Faut-il en conclure que le consentement, dans le domaine des relations intimes, est une sorte de pis-aller, qui reflète, malgré tout, la persistance de la domination masculine ? Ce n’est pas le point de vue de l’auteure, qui célèbre, je l’ai dit, le plaisir du consentement. Mais c’est la question que je me suis posée en lisant son livre.
Une comparaison avec d’autres situations de domination
Je me suis d’autant plus posé la question que ce qu’elle décrit m’a rappelé deux situations.
- La première a été détaillée par Michel de Certeau dans L’invention du quotidien (paru en 1980). de Certeau expliquait que seul quelqu’un en position de domination peut déployer une stratégie où il pense avoir une vue d’ensemble de la situation. Celui qui est dominé n’a pas d’espace propre pour construire de tels calculs. Il agit pour le mieux en situation et développe des tactiques qui peuvent être tout à fait efficaces, mais qui sont plus locales et plus ad hoc.
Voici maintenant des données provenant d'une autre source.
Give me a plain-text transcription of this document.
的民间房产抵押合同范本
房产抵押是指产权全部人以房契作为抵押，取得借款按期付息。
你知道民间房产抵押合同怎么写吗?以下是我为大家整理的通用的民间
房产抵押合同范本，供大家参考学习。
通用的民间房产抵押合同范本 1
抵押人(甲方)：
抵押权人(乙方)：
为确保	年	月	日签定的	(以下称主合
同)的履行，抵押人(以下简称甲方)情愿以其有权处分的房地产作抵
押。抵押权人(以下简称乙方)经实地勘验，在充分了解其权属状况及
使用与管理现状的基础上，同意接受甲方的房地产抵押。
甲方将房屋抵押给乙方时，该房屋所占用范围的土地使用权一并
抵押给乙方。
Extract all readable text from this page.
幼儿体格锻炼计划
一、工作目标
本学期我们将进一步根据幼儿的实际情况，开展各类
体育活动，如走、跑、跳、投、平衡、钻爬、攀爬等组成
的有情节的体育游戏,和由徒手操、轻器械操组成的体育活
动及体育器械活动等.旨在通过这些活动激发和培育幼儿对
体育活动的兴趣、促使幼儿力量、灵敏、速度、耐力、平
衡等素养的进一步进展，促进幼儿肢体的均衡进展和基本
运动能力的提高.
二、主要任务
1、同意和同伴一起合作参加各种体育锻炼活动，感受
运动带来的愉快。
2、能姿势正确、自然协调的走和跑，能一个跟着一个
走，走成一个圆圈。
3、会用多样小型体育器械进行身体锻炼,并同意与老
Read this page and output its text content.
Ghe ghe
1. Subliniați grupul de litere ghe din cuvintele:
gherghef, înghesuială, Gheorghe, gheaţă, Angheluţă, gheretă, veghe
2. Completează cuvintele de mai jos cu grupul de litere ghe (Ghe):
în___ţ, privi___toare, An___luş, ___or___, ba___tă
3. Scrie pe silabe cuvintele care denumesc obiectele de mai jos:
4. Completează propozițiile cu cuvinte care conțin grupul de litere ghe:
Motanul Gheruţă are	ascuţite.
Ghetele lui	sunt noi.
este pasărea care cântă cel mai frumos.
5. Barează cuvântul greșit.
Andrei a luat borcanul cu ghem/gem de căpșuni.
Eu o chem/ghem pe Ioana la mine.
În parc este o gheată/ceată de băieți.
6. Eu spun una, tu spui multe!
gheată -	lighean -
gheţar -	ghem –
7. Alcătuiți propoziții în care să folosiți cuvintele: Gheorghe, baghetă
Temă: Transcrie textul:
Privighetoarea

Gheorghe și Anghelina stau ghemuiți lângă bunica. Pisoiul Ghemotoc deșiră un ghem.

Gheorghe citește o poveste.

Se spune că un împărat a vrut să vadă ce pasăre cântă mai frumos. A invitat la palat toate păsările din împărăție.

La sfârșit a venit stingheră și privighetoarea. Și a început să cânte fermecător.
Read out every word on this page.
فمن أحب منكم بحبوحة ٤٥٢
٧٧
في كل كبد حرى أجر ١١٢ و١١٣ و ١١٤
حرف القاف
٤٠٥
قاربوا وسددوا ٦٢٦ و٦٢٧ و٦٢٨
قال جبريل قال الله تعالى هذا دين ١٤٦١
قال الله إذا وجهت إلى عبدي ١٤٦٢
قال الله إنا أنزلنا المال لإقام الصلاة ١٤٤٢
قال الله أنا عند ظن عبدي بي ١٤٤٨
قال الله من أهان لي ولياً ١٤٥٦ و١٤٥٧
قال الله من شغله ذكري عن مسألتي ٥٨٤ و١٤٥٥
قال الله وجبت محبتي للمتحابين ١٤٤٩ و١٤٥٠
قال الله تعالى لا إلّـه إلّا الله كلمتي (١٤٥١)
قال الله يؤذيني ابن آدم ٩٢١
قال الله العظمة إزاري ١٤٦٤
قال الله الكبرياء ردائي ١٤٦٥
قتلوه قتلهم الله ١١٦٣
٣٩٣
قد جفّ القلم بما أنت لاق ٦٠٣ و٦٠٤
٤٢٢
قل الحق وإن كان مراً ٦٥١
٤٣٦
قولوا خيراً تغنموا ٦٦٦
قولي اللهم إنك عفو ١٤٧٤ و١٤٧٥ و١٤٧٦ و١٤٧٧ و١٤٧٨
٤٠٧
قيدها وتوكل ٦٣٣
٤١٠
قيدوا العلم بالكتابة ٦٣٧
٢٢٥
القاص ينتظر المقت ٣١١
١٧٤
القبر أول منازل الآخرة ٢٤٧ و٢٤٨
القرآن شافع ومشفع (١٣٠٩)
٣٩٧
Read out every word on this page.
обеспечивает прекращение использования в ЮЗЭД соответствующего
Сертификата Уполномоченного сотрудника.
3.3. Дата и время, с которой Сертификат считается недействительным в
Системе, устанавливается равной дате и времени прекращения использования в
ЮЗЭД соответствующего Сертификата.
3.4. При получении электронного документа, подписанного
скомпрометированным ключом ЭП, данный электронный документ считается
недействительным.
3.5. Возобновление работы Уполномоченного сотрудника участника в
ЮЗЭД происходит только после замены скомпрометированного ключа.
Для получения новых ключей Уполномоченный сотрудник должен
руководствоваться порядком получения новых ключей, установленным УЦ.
Juger et agir en situation, c’est bien ce dont il s’agit dans le consentement.
- Le deuxième écho concerne la littérature antillaise et la manière dont elle a été théorisée par Patrick Chamoiseau dans Ecrire en pays dominé (paru en 1997). A l’instar de Michel de Certeau, Patrick Chamoiseau dit que la situation de domination empêche d’écrire des histoires linéaires qui sont le propre de ceux qui disposent de moyens d’action suffisants pour déployer un agir technique rationnel et visible. La littérature antillaise, par contraste, est plus sinueuse, elle joue sur la répétition autour d’un but qui se dérobe sans cesse. En d’autres termes l’opposition obscurité / clarté doit quelque chose à la position que l’on occupe dans l’espace social.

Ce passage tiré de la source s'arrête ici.